Published online by Cambridge University Press: 21 April 2006
This theoretical and experimental investigation inquires into the various steady and unsteady motions that are possible when a highly viscous liquid partly fills a closed circular cylinder rotated about its horizontal axis at constant angular velocity. Fillings leaving an air bubble in the range roughly 10-20% by volume provide the most lively variety of observable phenomena.
The full hydrodynamic problem is too complicated to be amenable to quantitative theoretical treatment, except by numerical analysis which is not yet available; but the abstract qualitative theory developed in § 2 appears to capture all the essentials of experimentally found behaviour. An analogous finite-dimensional system, such as would be presented by a close finite-element approximation, is used to illuminate principles governing the order of multiple solutions and their stability. Then the connection between the full problem and the analogue is demonstrated. Finally a simple argument is outlined confirming the observed stability of the motion at small rates of rotation.

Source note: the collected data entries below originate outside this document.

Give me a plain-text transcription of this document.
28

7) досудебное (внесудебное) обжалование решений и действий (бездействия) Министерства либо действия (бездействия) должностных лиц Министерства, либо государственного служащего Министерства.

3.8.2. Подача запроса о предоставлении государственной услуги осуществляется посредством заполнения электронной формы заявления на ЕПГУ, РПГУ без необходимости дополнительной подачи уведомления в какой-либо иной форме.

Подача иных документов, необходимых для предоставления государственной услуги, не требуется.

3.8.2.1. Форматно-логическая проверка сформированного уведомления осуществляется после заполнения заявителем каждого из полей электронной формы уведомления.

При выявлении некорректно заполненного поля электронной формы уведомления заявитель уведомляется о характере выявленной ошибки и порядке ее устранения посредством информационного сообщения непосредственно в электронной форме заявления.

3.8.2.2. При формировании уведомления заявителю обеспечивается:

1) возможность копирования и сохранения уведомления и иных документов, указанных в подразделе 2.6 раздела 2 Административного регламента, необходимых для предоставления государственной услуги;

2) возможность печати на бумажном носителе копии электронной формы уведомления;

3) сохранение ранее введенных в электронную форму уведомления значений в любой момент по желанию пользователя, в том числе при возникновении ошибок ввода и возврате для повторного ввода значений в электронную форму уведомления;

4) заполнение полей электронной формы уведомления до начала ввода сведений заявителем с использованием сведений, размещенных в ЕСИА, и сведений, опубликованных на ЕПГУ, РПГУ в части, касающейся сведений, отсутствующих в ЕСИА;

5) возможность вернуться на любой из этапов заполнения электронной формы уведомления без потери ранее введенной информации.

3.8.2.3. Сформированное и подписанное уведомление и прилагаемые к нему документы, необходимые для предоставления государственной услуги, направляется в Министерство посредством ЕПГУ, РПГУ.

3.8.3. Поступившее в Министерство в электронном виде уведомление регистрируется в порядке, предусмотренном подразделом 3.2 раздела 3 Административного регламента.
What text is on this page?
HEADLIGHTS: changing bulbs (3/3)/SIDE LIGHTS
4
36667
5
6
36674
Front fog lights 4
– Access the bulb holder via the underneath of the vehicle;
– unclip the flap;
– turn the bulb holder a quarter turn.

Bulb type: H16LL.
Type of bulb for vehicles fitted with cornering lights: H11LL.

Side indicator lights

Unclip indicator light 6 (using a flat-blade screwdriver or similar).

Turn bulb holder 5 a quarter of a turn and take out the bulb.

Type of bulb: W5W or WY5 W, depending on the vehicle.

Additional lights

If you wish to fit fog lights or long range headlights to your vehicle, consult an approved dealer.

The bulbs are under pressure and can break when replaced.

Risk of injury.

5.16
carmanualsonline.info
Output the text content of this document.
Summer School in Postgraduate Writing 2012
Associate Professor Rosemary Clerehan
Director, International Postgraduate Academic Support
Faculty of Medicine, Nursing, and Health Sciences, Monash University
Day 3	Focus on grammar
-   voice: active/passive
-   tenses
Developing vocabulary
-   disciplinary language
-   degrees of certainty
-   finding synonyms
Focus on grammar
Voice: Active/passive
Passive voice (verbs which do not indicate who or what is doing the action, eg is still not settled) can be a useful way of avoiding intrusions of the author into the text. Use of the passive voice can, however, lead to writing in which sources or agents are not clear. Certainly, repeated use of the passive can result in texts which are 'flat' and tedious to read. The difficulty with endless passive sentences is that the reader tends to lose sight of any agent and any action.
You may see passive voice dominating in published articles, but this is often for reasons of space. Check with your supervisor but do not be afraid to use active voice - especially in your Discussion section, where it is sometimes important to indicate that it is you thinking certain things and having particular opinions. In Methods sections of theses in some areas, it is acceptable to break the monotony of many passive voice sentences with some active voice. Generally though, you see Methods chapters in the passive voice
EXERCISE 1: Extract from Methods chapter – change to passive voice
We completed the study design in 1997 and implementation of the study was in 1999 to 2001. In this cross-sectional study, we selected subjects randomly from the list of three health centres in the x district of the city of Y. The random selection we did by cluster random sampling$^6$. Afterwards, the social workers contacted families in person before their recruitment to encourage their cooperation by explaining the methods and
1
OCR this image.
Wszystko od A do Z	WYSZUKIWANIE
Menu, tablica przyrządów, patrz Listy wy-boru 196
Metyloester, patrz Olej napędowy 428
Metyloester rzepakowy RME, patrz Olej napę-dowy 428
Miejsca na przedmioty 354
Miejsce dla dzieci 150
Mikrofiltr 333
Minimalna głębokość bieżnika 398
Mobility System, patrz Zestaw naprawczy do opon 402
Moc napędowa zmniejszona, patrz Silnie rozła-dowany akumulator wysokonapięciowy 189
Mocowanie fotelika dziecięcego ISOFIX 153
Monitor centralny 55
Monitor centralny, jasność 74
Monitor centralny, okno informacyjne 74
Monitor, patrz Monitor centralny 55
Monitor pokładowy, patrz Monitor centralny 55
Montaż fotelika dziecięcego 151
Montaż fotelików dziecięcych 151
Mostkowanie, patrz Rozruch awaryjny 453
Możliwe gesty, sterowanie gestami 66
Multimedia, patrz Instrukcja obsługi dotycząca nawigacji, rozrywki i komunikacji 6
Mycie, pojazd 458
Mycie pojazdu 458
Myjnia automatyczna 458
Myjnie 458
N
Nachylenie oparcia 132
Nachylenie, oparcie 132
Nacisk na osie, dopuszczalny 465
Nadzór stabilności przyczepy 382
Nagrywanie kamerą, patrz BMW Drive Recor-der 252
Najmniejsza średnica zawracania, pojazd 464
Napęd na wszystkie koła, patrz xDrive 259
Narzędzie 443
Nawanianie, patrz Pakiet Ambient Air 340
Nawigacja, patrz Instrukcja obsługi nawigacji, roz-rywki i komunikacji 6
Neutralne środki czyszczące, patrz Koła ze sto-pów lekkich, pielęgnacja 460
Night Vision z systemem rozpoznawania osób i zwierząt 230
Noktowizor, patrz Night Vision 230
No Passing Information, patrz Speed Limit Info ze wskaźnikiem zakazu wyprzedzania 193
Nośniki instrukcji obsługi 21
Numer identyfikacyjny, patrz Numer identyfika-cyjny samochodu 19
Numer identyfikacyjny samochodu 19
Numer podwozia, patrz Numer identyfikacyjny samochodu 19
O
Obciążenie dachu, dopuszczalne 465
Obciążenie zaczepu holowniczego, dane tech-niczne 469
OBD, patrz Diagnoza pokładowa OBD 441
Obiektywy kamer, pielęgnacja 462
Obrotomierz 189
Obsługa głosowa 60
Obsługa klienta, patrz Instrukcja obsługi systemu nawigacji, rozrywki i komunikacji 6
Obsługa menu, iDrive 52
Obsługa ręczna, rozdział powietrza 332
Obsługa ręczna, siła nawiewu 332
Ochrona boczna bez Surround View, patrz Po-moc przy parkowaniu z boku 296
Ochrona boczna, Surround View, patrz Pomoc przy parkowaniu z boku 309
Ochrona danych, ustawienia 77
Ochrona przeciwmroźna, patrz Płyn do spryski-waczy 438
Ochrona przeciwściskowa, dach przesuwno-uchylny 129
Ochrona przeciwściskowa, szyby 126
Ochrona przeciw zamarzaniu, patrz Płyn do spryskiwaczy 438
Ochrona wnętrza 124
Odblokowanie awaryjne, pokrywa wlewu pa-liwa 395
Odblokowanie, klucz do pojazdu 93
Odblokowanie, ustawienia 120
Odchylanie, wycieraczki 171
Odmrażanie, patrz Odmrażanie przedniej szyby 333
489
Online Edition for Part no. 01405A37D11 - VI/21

The experiments are described in § 3 and their results presented in § 4. For various values of the cylinder's aspect ratio, estimated singularities of the time-independent solution set are recorded as several-branched graphs of ωv/gR versus volume fraction filled by liquid (ω is the angular velocity of the container, R its radius and v the kinematic viscosity of the liquid). The experimental observations are discussed in § 5.